Bulan mei adalah bulan yang menyenangkan. Diantara hal-hal yang menyenangkannya adalah, Allah pertemukan saya dengan orang-orang kepo yang bijaksana. Maksudnya, mereka mampu menyimpan kebijaksanaan dalam sikapnya ketika ingin tahu banyak hal. Berawal dengan kedatangan Pak Sangidu, nama lengkapnya Prof. Dr. Sangidu Ashofa, M,Hum. kalo gak salah, kemudian ketemu Pak Aris, lengkapnya Dr. Aris Munandar yang M. Hum juga kayanya, kemudian selang beberapa hari ada guru saya paling keren, Pak Abun alias Dr. K.H. Abun Bunyamin, M.A., dan Pak Marpu, alias H.R. Marpu Muhyidin Ilyas, M.A.

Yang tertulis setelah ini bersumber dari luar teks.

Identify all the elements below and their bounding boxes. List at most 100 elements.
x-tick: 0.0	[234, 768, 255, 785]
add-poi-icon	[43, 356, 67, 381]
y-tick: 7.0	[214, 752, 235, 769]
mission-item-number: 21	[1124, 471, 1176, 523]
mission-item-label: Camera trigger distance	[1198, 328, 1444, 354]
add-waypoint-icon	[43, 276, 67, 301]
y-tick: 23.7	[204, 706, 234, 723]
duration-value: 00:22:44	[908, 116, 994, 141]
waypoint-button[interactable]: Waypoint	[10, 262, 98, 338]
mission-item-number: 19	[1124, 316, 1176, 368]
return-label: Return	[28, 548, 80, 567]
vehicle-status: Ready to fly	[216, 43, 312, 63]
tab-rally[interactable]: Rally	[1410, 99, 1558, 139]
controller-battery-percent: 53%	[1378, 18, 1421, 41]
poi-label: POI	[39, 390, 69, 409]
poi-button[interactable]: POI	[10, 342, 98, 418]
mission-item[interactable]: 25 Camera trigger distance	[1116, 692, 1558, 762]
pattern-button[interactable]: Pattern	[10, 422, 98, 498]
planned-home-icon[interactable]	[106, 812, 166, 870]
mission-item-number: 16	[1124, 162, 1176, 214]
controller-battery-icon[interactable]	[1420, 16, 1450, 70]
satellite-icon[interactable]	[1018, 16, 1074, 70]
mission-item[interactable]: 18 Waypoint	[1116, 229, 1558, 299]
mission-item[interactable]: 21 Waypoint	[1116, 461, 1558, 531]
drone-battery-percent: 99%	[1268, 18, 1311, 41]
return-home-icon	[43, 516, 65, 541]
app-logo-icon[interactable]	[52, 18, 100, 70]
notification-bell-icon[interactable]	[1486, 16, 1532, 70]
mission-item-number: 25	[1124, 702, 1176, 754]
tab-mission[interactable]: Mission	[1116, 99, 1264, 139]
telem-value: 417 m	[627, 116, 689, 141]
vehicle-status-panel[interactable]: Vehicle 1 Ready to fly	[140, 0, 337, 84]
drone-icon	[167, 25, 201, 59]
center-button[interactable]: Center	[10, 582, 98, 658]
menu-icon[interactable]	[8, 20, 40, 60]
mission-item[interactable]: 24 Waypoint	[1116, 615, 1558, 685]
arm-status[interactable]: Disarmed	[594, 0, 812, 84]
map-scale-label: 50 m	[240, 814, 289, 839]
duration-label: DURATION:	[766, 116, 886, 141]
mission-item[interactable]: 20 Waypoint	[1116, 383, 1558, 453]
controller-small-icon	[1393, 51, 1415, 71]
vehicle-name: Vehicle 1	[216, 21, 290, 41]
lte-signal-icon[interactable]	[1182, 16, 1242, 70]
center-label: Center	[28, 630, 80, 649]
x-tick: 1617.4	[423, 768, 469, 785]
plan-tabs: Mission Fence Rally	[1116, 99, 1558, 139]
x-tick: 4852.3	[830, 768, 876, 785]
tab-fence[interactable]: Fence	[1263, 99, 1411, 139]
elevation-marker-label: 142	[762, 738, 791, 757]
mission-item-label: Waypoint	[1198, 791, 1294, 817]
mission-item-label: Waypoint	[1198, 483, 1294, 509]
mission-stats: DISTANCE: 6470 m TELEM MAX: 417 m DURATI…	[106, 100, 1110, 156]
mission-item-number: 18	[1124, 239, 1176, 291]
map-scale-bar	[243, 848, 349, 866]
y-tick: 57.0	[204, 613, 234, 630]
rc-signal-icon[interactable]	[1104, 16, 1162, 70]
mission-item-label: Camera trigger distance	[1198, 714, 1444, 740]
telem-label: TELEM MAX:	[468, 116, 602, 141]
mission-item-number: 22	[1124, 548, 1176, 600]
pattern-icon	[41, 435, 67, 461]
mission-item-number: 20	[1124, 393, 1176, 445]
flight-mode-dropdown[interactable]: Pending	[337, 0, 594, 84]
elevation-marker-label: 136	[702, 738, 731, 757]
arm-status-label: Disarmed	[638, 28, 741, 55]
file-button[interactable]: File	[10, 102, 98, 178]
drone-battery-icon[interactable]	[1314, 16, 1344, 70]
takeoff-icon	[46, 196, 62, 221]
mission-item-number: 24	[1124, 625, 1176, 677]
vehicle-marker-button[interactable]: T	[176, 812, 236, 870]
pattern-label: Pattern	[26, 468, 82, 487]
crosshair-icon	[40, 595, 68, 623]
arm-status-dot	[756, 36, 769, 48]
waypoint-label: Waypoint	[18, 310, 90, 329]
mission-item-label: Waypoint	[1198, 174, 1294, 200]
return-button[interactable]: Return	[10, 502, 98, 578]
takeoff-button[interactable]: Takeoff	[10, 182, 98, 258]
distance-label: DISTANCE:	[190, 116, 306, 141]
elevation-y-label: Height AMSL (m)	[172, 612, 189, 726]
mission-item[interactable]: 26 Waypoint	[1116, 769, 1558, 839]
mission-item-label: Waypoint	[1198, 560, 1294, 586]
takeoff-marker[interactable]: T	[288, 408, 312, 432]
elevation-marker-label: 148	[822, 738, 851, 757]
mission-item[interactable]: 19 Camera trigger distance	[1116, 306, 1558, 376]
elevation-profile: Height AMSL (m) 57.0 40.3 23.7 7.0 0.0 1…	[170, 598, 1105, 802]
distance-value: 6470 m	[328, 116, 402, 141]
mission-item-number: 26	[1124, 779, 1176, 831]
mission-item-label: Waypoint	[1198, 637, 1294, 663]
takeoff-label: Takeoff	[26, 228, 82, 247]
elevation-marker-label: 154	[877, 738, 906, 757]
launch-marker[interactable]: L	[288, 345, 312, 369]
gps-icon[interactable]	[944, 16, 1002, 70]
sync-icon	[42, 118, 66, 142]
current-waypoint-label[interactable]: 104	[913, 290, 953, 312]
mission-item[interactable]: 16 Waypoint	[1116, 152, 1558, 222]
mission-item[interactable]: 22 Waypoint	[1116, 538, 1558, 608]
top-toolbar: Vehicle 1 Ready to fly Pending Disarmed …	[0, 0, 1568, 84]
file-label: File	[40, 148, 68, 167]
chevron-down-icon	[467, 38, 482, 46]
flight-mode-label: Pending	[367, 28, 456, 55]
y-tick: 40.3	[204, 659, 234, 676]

Deretan orang-orang yang saya temui itu adalah orang-orang kepo yang bijaksana, di mata saya. Kepo yang menyenangkan, dan kepo yang tidak membuat saya jengkel ketika meladeninya. Justru ngangenin. Keponya mereka berbobot, dan membuat saya tertantang untuk jadi lebih tahu lagi tentang hal-hal yang membuat mereka penasaran. Tidak semua orang kepo itu menyenangkan, karena banyak dan tidak jarang saya temui orang-orang kepo yang tidak bijak, dan menyebalkan. Barangkali mereka yang tidak bijak itu terlalu hobi menelan mentah-mentah pepatah "malu bertanya sesat di ranjang". Maksudnya, "malu bertanya sesat di jalan". Sehingga hal-hal yang semestinya bisa dicari tahu sendiri atau tidak penting untuk diketahui, malah dijadikan bahan pertanyaan. Semisal pertanyaan, "apakah firaun pernah tongoan?".
|
|
Ngomongin soal kepo, saya ingat seorang dosen Filsafat Umum di UIN Bandung. Namanya Dr. Irawan. Pak Irawan ini satu-satunya dosen di Fakultas Tarbiyah dan Keguruan (FTK) yang suka pake celana jeans, dengan kemeja distro yang dimasukan, lalu diikat sabuk kulit ala plaint stretchable atau sabuk kulit buatan Cibaduyut. Sepatunya selalu kets atau sepatu berbahan dasar kulit. Penampilannya membuat mahasiswa sadar bahwa seorang guru itu harus fashionable, minimal dikangenin muridnya karena penampilan yang ia kenakan. Kata beliau, kepo itu penting dan harus. Ketika nanti kita punya anak, tabiat anak itu adalah kepo dan jangan sampai kebebalan kita ketika meladeninya membuat ia berhenti bertanya. Pacu anak agar terus bertanya, dan arahkan agar keponya menjadi kepo yang bijaksana.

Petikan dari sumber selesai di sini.